The Tata group has played a pivotal role in the development of sports in India, by establishing sports academies, supporting talented sportspersons, developing infrastructure and sponsoring events
2020 is a momentous year for India. She celebrates the centenary of her team’s first participation in the Olympics. Four athletes and two wrestlers represented India in the Antwerp Olympic Games in 1920. India’s participation in the Olympics has continued and she has notched up a tally of gold, silver and bronze medals. The Tata role in India’s development as a sporting nation is a well-known fact. However, not many know the Tata connection behind India's first foray into the Olympic Games. The fact that Sir Dorabji Tata, Tata group Founder Jamsetji Tata’s son, selected and sponsored the first Olympic contingent.
Jamsetji Tata appreciated physical recreation. “…reserve large areas for football, hockey and parks,” wrote the Founder in a letter to Sir Dorabji Tata in 1902. He was defining his vision for a township for the workers of a steel plant, which was still only on the drawing board. It came to life in 1907, three years after his death. Jamsetji’s love for physical recreation was inherited by his son Sir Dorabji Tata, and in no small measure.
Sir Dorabji was an avid sportsman, and as a student at Cambridge won honours for cricket, rugby and football. He also played tennis, was an expert rower and a good horseman, and competed and exceled in sprint events.
After his return to India, Sir Dorabji's ambition to put his country on the sports map of the world was never far from his mind. It fuelled his desire to sponsor the first Olympics team. His tireless championing for the development of athletics in India led to the formation of the Indian Olympic Association. He was elected the first president of the association and the initial expenses of the association were largely borne by Sir Dorabji. He was also selected as a member of the International Olympic Committee. Sir Dorabji also funded the Indian team for the Paris Olympics in 1924. The Willingdon Sports Club, the High Schools Athletic Association, the Bombay Presidency Olympic Games Association and the Parsi Gymkhana also owed their existence to Sir Dorabji.
Other visionary leaders of the Tata group followed in the footsteps of Sir Dorabji in setting up institutions that aided the flourishing of sports in India. Sir Nowroji Saklatvala was an avid cricketer and sportsman who was every ready to lend his name and money for causes worthy of support in indoor and outdoor sports. He was instrumental in setting up the Cricket Club Of India in 1933 and was its first chairman, a position he held till he passed away in 1938. He played a major role in the construction of the Brabourne Stadium in Mumbai. The cradle of sports, the Tata Sports Club, was established in 1937 while he was helming the Tata group. He was its first president.
Naval Tata was another Tata titan whose contribution to sports, in particular hockey, is immeasurable. Naval Tata was the first president of the All India Council of Sports.

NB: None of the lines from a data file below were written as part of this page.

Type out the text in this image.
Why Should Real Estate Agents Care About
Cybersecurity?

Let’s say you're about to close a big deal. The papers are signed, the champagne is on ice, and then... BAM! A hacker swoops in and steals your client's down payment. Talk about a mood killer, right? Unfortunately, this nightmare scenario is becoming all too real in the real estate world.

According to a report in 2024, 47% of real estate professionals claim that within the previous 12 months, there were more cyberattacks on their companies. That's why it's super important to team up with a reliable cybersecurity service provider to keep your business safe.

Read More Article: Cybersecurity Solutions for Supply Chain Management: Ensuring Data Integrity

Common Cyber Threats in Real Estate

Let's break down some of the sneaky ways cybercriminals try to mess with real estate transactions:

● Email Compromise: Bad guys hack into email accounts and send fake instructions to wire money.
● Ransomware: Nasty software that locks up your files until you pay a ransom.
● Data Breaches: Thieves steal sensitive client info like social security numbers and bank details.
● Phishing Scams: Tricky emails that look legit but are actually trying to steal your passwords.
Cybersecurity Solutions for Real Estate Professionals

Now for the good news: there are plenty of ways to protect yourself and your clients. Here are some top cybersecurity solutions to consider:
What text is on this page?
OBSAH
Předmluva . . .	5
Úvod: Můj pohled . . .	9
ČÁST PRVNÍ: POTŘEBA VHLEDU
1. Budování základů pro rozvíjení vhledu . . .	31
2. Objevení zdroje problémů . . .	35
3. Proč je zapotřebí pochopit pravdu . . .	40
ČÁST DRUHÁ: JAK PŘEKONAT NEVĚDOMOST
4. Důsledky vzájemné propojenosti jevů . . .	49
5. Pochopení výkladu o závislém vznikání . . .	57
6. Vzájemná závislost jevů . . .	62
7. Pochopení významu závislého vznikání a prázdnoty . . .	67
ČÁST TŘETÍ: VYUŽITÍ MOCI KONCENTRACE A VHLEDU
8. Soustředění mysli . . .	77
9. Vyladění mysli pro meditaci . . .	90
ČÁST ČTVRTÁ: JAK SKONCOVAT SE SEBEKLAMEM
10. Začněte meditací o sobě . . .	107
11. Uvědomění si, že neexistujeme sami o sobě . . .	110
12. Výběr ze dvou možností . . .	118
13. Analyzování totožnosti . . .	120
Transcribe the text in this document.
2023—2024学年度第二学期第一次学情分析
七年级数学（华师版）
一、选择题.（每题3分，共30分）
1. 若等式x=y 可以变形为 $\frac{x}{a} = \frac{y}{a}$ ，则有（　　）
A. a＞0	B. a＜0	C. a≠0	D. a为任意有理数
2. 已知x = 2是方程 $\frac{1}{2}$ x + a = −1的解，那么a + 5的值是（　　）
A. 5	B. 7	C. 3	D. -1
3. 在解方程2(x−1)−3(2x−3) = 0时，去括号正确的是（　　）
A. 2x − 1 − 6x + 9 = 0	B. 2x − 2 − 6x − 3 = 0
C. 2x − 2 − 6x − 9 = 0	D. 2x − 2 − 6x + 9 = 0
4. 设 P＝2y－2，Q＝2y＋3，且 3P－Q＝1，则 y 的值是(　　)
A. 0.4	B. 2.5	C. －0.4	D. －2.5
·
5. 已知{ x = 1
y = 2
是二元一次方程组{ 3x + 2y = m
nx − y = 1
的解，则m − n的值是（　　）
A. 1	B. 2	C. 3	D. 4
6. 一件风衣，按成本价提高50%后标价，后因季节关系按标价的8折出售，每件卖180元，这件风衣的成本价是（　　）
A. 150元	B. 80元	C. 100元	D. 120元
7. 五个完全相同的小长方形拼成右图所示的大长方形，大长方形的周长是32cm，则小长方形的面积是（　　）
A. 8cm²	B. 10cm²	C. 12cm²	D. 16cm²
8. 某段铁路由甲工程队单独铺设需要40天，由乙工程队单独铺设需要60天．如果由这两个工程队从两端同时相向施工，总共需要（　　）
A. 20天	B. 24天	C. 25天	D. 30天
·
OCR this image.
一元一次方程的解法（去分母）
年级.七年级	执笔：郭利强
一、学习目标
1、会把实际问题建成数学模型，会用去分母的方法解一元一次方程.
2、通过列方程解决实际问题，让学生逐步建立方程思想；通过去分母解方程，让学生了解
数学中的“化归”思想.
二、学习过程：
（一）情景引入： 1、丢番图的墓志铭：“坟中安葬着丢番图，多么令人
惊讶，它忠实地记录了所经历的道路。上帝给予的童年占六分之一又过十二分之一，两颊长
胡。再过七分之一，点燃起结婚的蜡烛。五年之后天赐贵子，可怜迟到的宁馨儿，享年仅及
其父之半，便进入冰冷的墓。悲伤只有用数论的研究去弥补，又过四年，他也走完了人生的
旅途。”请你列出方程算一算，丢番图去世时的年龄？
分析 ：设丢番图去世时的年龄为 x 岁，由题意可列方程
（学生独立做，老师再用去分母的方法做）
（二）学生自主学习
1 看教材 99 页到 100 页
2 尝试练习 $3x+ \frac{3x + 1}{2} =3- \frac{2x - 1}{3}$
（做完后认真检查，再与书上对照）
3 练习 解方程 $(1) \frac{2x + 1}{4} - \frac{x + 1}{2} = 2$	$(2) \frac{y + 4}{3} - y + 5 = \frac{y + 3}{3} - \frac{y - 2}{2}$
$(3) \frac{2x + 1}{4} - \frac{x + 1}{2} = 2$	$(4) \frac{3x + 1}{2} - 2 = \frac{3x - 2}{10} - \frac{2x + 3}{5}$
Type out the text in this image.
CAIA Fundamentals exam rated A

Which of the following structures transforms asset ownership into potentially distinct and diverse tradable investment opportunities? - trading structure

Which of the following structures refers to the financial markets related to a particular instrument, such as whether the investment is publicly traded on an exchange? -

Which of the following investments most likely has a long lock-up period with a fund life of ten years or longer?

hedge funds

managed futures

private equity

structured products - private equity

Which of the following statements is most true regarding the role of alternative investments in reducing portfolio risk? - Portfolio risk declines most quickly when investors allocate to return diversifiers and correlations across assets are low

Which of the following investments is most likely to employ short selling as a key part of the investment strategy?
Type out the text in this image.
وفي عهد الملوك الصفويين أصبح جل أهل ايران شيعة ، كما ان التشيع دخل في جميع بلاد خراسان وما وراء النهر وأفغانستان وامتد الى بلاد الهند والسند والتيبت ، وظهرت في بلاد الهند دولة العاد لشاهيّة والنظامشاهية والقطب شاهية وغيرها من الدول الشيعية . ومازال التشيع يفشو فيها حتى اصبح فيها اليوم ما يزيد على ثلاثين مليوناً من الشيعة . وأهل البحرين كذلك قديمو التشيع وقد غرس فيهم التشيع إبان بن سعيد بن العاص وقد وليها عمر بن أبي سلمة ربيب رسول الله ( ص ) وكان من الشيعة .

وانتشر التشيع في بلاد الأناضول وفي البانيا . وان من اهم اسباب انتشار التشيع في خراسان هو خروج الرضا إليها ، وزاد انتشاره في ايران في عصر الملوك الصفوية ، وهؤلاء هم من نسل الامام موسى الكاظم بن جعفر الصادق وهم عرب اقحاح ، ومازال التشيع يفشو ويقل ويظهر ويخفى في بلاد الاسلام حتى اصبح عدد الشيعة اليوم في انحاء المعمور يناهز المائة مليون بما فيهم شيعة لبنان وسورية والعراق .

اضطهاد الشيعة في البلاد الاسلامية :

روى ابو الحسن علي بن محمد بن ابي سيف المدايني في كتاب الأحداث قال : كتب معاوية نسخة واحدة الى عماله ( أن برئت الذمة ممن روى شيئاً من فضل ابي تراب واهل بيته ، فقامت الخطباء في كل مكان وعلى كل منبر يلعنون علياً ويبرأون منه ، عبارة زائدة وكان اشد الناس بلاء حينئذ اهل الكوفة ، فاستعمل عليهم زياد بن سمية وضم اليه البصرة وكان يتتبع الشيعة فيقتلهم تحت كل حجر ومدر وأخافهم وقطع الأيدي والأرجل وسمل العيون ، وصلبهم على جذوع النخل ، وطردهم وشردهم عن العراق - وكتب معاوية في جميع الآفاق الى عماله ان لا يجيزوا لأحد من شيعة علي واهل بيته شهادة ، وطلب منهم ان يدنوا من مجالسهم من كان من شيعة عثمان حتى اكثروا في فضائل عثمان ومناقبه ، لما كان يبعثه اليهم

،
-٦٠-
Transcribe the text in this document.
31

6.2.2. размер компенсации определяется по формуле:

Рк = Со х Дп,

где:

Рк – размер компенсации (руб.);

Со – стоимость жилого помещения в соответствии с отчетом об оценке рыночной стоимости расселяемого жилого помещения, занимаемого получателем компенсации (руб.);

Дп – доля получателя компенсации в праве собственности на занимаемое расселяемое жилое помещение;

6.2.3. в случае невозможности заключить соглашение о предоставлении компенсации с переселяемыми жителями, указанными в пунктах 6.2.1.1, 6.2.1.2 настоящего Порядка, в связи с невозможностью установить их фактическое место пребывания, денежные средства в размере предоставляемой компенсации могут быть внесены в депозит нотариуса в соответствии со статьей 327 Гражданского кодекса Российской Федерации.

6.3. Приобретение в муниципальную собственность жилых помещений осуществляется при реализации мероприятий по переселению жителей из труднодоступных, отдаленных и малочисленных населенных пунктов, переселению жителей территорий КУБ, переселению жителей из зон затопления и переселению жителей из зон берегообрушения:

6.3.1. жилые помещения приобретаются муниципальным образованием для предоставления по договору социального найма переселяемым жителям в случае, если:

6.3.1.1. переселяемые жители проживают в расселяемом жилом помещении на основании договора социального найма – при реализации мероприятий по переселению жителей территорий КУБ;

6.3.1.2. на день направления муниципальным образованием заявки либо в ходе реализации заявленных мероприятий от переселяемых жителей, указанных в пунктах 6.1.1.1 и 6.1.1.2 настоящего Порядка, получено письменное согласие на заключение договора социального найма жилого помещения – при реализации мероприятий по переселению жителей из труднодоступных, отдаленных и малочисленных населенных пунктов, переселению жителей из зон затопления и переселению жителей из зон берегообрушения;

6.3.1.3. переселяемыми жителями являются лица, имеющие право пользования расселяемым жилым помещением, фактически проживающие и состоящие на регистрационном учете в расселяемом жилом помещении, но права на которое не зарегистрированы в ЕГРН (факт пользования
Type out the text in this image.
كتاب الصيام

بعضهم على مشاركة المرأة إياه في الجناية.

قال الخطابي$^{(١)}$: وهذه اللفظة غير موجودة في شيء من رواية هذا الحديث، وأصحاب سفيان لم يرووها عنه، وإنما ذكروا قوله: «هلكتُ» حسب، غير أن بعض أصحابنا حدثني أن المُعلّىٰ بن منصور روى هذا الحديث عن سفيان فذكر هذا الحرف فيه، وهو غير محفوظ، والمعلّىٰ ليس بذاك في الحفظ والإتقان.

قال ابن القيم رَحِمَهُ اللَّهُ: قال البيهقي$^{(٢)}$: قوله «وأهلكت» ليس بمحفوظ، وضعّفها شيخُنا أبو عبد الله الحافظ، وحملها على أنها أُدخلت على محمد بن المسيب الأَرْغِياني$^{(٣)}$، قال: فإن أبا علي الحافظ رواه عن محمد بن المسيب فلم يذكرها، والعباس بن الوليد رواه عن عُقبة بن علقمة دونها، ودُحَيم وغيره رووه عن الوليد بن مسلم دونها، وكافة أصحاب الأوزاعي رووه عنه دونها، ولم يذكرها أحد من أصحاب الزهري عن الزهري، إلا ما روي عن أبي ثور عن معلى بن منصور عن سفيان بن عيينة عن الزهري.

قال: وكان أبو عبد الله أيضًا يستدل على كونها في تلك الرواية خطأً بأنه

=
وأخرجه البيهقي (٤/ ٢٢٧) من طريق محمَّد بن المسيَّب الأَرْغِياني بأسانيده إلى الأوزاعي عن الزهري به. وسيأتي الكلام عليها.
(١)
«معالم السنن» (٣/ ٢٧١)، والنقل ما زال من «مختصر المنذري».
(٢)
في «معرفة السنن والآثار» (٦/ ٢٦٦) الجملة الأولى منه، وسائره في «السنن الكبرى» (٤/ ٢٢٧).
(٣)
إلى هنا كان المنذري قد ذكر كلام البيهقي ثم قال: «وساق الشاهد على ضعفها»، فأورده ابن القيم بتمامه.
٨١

He served as the president of the Indian Hockey Association for 15 years — which was a glorious period for Indian hockey. India won gold in hockey in three consecutive Olympiads under his stewardship. His care and competence in administering Tata Sports Club, for close to 50 years, furthered the cause of sports and sportspeople in India.
The connection between the House of Tata and sports has expanded into newer arenas, and continues to the present day. The Tata Sports Club was one of the first set up by a corporate for the exclusive development of sporting talent in India. It has promoted a wide range of sports including athletics, cricket, badminton, carom and bridge, over the years.
The Tata Football Academy, The Tata Archery Academy, The Tata Steel Adventure Foundation, the Tata Athletics Academy and the Naval Tata Hockey Academy are some of the other Tata institutions that have nurtured sporting potential and provided platforms for talented sportspersons.
The group sponsors sporting events that invite participation from across the world, such as the Tata Mumbai Marathon, the Tata Open India International Challenge, Tata Open Maharashtra and the Tata Steel Chess Tournament.
The JRD Tata Sports Complex in Jamshedpur, home to the Jamshedpur FC, an Indian Super League team, is an example of outstanding infrastructure created for sports. Primarily used for football and athletics, the complex hosts a 40,000-seater stadium and sophisticated facilities for other sports, and for the boarding and lodging of sportsmen.
Champions are not born. They are created. The Tata group’s constant endeavour to identify and support sports talent and causes has enabled the emergence of champions who have brought laurels and glory for the Tata group and the nation — in the past and present, and with a promise that they will continue to do so in the future.